A single large fried egg contains about 90 calories. That’s roughly 12 more calories than the same egg hard-boiled, with the difference coming almost entirely from the cooking fat absorbed during frying.
Why Frying Adds Calories
A raw large egg has about 72 calories on its own. When you crack it into a hot, oiled pan, the egg white absorbs a surprising amount of that fat. Research on oil absorption during frying found that whole fried eggs absorb 64 to 73 percent of the oil or fat they’re cooked in. So if you add a teaspoon of butter or oil to the pan (about 40 calories), the egg soaks up roughly two-thirds of it. That absorbed fat is what bumps a fried egg from the low 70s to around 90 calories.
Scrambled eggs absorb even more fat, in the range of 78 to 88 percent, because the broken structure of the egg exposes more surface area to the cooking oil. If you’re trying to keep calories low, frying a whole egg is actually the better option of the two.
How Egg Size Changes the Count
Most calorie references assume a “large” egg, which is the standard size sold in grocery stores. But eggs vary quite a bit in weight, and that shifts the calorie count before any cooking fat enters the picture:
- Medium egg (44 g): 63 calories
- Large egg (50 g): 72 calories
- Extra-large egg (56 g): 80 calories
- Jumbo egg (63 g): 90 calories
These are the values for the egg alone. Add frying fat and each one climbs by 15 to 20 calories, depending on how much oil you use. A fried jumbo egg can easily top 110 calories.

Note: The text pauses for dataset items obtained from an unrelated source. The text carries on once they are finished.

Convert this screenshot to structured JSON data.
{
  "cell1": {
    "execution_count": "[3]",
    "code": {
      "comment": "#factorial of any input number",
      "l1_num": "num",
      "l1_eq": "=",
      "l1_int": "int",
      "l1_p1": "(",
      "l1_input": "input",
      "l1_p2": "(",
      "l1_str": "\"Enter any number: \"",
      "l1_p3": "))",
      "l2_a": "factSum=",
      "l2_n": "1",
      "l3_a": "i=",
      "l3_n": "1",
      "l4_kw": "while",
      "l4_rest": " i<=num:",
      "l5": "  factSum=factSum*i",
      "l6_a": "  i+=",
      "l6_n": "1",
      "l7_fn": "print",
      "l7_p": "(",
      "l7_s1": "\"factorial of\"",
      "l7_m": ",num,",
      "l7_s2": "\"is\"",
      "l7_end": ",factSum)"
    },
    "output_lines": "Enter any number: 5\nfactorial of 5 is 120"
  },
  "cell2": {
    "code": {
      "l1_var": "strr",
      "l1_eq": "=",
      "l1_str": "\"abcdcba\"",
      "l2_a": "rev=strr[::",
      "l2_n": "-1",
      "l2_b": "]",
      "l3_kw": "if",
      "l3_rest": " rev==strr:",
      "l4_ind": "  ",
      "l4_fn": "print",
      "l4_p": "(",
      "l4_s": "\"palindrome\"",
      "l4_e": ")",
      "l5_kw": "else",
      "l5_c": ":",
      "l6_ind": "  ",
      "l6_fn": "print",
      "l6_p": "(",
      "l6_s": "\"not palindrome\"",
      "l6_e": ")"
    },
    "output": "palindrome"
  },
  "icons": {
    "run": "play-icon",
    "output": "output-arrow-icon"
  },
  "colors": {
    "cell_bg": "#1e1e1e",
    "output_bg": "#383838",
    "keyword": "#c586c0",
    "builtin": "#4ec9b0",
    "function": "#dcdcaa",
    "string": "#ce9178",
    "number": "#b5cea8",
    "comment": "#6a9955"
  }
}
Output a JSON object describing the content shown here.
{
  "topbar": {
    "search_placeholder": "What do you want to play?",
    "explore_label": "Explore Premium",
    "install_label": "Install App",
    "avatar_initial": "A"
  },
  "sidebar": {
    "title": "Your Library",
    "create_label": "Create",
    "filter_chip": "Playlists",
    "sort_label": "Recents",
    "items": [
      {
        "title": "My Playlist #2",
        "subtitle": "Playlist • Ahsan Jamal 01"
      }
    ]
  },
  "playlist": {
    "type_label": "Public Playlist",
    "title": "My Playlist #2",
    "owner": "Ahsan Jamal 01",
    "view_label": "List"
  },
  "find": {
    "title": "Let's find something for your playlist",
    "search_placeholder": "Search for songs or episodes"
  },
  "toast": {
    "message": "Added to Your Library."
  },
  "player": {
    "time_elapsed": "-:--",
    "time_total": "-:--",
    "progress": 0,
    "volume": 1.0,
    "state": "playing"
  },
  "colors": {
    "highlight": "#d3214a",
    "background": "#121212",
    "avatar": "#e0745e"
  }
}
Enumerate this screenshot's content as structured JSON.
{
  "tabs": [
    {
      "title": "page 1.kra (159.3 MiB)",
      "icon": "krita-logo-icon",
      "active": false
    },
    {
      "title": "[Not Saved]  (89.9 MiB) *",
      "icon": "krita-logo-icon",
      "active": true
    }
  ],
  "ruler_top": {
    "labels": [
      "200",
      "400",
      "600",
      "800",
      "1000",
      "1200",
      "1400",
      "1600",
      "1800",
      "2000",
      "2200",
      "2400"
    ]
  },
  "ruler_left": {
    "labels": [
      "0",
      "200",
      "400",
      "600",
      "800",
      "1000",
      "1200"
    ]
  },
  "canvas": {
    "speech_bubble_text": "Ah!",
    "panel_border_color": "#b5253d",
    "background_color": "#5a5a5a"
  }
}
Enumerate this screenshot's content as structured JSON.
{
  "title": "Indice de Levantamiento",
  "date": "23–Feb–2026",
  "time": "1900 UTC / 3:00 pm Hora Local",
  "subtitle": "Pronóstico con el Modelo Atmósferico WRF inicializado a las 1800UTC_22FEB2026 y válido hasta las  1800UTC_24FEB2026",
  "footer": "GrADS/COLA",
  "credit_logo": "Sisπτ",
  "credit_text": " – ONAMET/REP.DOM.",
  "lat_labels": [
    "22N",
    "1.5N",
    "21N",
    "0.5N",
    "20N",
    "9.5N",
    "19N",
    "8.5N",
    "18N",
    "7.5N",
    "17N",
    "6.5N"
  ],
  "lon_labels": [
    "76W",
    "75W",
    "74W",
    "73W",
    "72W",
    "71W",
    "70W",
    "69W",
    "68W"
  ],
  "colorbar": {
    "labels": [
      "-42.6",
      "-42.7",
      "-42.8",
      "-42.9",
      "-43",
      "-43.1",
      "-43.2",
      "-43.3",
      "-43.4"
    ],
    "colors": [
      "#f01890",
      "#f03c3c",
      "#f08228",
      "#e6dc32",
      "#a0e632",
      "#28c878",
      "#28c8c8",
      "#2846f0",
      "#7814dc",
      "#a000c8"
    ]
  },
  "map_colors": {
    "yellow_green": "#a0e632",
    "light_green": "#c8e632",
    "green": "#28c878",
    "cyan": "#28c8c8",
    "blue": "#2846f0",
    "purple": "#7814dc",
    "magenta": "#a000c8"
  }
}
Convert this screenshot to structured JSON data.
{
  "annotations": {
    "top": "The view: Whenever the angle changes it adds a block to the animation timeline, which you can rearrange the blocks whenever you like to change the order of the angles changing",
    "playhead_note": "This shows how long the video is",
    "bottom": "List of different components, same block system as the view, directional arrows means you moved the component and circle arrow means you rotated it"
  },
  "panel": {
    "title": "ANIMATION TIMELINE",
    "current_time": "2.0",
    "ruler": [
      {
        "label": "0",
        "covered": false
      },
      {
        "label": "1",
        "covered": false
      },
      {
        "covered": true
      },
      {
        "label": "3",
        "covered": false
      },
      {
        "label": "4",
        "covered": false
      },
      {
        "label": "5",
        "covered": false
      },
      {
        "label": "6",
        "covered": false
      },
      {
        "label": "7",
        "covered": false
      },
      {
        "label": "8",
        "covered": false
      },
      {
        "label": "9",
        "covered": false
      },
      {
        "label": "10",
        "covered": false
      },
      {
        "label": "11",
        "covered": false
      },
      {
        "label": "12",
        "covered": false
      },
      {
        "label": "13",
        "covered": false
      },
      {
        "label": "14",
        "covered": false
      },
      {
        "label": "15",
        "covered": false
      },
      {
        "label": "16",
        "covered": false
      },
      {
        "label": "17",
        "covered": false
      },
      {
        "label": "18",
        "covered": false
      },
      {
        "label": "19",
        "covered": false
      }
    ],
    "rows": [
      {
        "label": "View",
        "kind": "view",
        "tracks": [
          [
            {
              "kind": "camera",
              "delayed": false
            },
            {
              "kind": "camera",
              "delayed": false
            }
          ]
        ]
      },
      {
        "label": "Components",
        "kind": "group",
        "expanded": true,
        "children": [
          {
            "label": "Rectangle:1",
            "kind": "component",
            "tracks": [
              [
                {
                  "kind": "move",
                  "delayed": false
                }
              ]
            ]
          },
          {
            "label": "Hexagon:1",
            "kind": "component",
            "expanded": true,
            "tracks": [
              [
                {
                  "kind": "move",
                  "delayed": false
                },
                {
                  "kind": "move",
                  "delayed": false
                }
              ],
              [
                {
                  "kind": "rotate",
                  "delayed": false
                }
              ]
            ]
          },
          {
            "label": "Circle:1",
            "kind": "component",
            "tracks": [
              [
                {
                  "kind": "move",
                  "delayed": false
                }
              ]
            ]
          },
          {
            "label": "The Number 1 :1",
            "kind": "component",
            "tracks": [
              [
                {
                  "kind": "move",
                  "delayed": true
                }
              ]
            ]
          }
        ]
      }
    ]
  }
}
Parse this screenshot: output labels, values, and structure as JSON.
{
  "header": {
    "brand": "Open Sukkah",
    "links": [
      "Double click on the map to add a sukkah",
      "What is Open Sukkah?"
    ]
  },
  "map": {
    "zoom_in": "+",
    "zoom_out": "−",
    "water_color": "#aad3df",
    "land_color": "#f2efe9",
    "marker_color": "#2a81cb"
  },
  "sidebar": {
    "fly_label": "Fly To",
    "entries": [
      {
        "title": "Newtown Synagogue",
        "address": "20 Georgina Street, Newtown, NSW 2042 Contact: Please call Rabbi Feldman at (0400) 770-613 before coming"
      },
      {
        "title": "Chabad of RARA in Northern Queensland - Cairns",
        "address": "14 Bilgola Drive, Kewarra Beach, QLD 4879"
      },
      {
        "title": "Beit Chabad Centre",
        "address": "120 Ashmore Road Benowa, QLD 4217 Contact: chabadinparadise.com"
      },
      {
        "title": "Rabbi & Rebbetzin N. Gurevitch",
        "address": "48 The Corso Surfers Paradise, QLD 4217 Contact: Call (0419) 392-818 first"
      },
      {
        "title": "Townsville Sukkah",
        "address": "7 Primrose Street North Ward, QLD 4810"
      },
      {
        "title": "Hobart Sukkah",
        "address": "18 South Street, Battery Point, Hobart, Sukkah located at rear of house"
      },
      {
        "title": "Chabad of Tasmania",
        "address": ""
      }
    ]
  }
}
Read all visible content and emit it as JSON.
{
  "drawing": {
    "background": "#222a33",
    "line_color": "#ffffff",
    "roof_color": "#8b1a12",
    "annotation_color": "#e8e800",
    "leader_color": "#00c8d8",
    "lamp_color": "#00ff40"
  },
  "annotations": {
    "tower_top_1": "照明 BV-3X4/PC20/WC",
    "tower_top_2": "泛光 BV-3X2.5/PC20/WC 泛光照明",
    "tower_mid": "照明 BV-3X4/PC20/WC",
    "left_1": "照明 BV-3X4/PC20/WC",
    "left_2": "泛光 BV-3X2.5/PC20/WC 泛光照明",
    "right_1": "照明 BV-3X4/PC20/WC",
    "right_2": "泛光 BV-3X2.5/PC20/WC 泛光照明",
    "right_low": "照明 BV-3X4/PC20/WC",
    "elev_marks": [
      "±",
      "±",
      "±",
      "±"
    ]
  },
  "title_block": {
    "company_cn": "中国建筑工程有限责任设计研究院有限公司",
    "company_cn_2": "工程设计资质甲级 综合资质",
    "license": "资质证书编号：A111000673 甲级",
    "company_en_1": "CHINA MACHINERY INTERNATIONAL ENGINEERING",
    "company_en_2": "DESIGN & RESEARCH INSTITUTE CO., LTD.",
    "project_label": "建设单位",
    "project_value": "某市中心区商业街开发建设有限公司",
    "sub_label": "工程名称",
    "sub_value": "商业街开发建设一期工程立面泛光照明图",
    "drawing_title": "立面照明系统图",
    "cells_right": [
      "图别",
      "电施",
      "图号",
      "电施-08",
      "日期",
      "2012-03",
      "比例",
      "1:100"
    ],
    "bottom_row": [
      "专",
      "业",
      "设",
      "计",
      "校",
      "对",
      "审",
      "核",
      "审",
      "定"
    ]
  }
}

What Else Is in a Fried Egg
Calories tell part of the story, but fried eggs pack a lot of nutrition into a small package. A large fried egg delivers 6.8 grams of protein, 1.8 grams of saturated fat, and about 210 milligrams of cholesterol. The protein is complete, meaning it contains all nine essential amino acids your body can’t make on its own. Most of it sits in the white, while the yolk carries nearly all of the fat, cholesterol, and fat-soluble vitamins like A, D, and E.
The 210 milligrams of cholesterol used to be a bigger concern. Current dietary guidelines no longer set a strict daily cholesterol cap, though they still recommend keeping intake reasonable. For most people, one or two eggs a day fits comfortably within a balanced diet.
Fried vs. Boiled vs. Poached
The cooking method matters because it determines whether you’re adding fat. A large hard-boiled egg comes in at 78 calories, since it cooks in water with nothing extra. Poaching lands in the same range. Frying bumps that to about 90 calories with a standard amount of oil or butter.
The gap widens if you’re generous with the cooking fat. A tablespoon of butter adds 100 calories to the pan, and the egg will absorb most of it. On the other hand, using a nonstick pan with a light spray of oil can keep a fried egg closer to 80 calories, nearly matching a boiled egg.
Keeping Fried Egg Calories Lower
The simplest lever you have is the amount and type of fat in the pan. A quick spray of cooking oil delivers about 5 calories compared to a tablespoon of butter at 100. A good nonstick pan makes this easy since the egg won’t stick even with minimal fat. Coconut oil, olive oil, and butter all have similar calorie densities (around 120 calories per tablespoon), so the brand of fat matters less than the quantity.
Cooking over medium-low heat also helps. High heat causes the edges of the white to crisp and bubble, creating more surface area that traps oil. A gentler fry keeps the egg flat and smooth, reducing absorption. You get a tender white, a runny or just-set yolk, and fewer calories soaked in from the pan.